First raid on IMEI reprogrammers under new UK laws

Feb 5 2003

The UK's Midlands Police today took part in what is believed to be the country's first raid on a shop believed to be responsible for reprogramming - or 'cloning' - of stolen mobile phones.

A computer, software and other equipment were seized during the raid, which took place at a mobile phone shop in Alum Rock, Birmingham. Two men are currently helping the police with their enquiries.

The new Mobile Telephones (Re-programming) Act 2002 makes it a criminal offence to change a phone's IMEI number without the manufacturer's authorisation, or to supply or offer to supply equipment for that purpose. The new offences carry a maximum penalty of 5 years' imprisonment and/or an unlimited fine.

Inspector Dave Walker, from the force's Community Safety Bureau, said the aim of the new legislation was to try to prevent mobile phones from being stolen in the first place.

 "Over the last few months we have worked closely with all the mobile phone network providers, in particular have had substantial help with the investigation from Orange and T-Mobile. This type of partnership working will be key to our success in reducing mobile phone theft.

"The new law is an important piece of legislation which we believe will lead to a fall in the number of robberies involving mobiles because anyone who reprogrammes a phone's identity without the manufacturer's authority is risking prison or a hefty fine.

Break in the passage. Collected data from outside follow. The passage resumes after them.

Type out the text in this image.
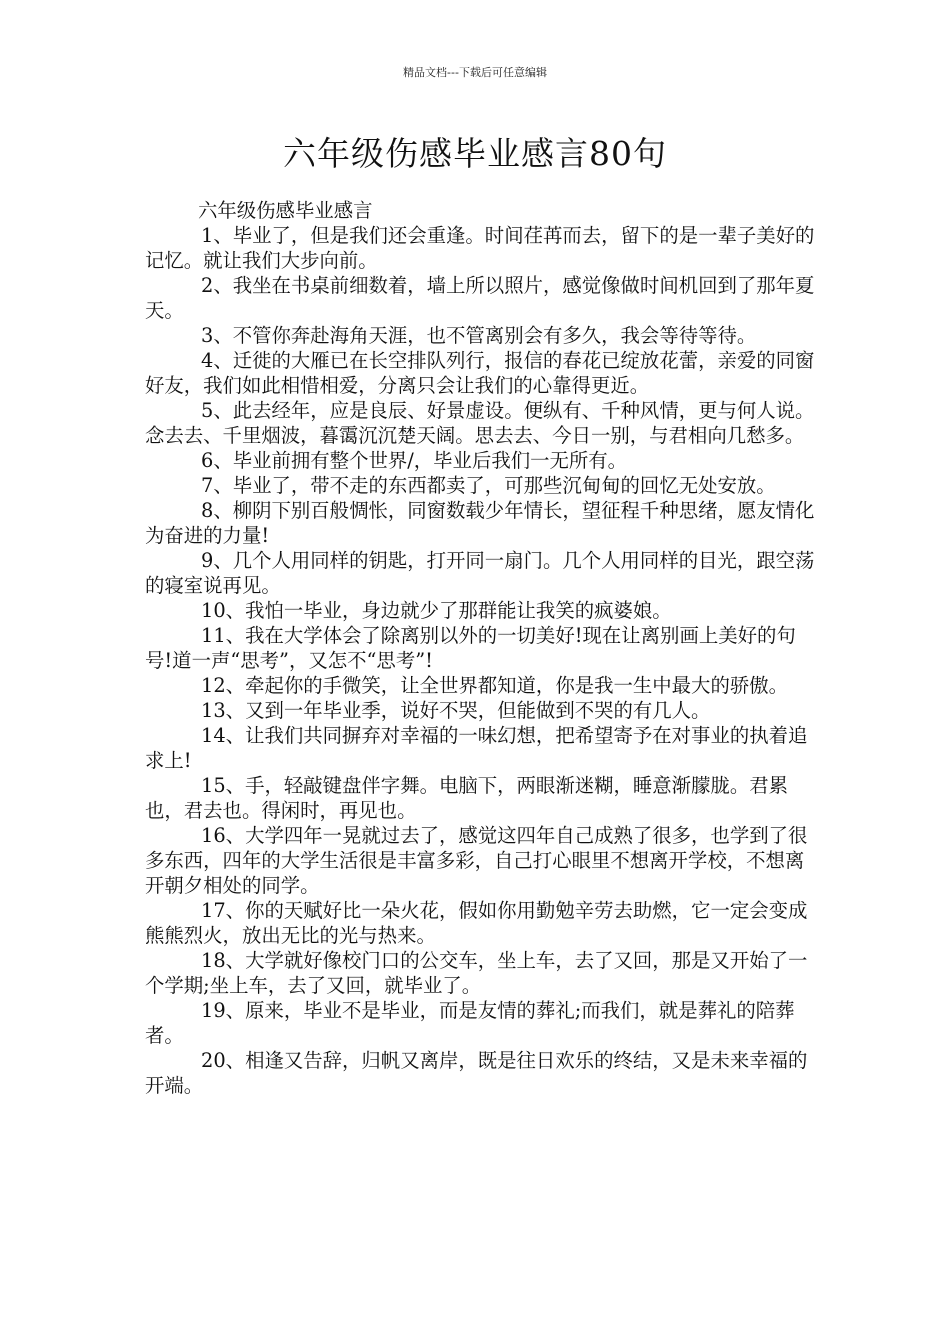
精品文档---下载后可任意编辑
六年级伤感毕业感言80句

六年级伤感毕业感言

1、毕业了，但是我们还会重逢。时间荏苒而去，留下的是一辈子美好的记忆。就让我们大步向前。

2、我坐在书桌前细数着，墙上所以照片，感觉像做时间机回到了那年夏天。

3、不管你奔赴海角天涯，也不管离别会有多久，我会等待等待。

4、迁徙的大雁已在长空排队列行，报信的春花已绽放花蕾，亲爱的同窗好友，我们如此相惜相爱，分离只会让我们的心靠得更近。

5、此去经年，应是良辰、好景虚设。便纵有、千种风情，更与何人说。念去去、千里烟波，暮霭沉沉楚天阔。思去去、今日一别，与君相向几愁多。

6、毕业前拥有整个世界/，毕业后我们一无所有。

7、毕业了，带不走的东西都卖了，可那些沉甸甸的回忆无处安放。

8、柳阴下别百般惆怅，同窗数载少年情长，望征程千种思绪，愿友情化为奋进的力量!

9、几个人用同样的钥匙，打开同一扇门。几个人用同样的目光，跟空荡的寝室说再见。

10、我怕一毕业，身边就少了那群能让我笑的疯婆娘。

11、我在大学体会了除离别以外的一切美好!现在让离别画上美好的句号!道一声“思考”，又怎不“思考”!

12、牵起你的手微笑，让全世界都知道，你是我一生中最大的骄傲。

13、又到一年毕业季，说好不哭，但能做到不哭的有几人。

14、让我们共同摒弃对幸福的一味幻想，把希望寄予在对事业的执着追求上!

15、手，轻敲键盘伴字舞。电脑下，两眼渐迷糊，睡意渐朦胧。君累也，君去也。得闲时，再见也。

16、大学四年一晃就过去了，感觉这四年自己成熟了很多，也学到了很多东西，四年的大学生活很是丰富多彩，自己打心眼里不想离开学校，不想离开朝夕相处的同学。

17、你的天赋好比一朵火花，假如你用勤勉辛劳去助燃，它一定会变成熊熊烈火，放出无比的光与热来。

18、大学就好像校门口的公交车，坐上车，去了又回，那是又开始了一个学期;坐上车，去了又回，就毕业了。

19、原来，毕业不是毕业，而是友情的葬礼;而我们，就是葬礼的陪葬者。

20、相逢又告辞，归帆又离岸，既是往日欢乐的终结，又是未来幸福的开端。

"If a phone is stolen and barred by the network provider it becomes worthless, making the handset unusable, so there is no longer an incentive to steal mobiles," he said.

Over the past few weeks, officers from Operation Safer Streets II have been visiting mobile phone outlets across the West Midlands advising them of the new legislation and warning them that undercover operations would be taking place to target anyone suspected of reprogramming IMEI numbers.

Inspector Steve Rees, from Queens Road operational command unit, which carried out today's raid, said: "A recent survey carried out by the force showed that as much as 28 per cent of all robbery offences involve the theft of mobile phones."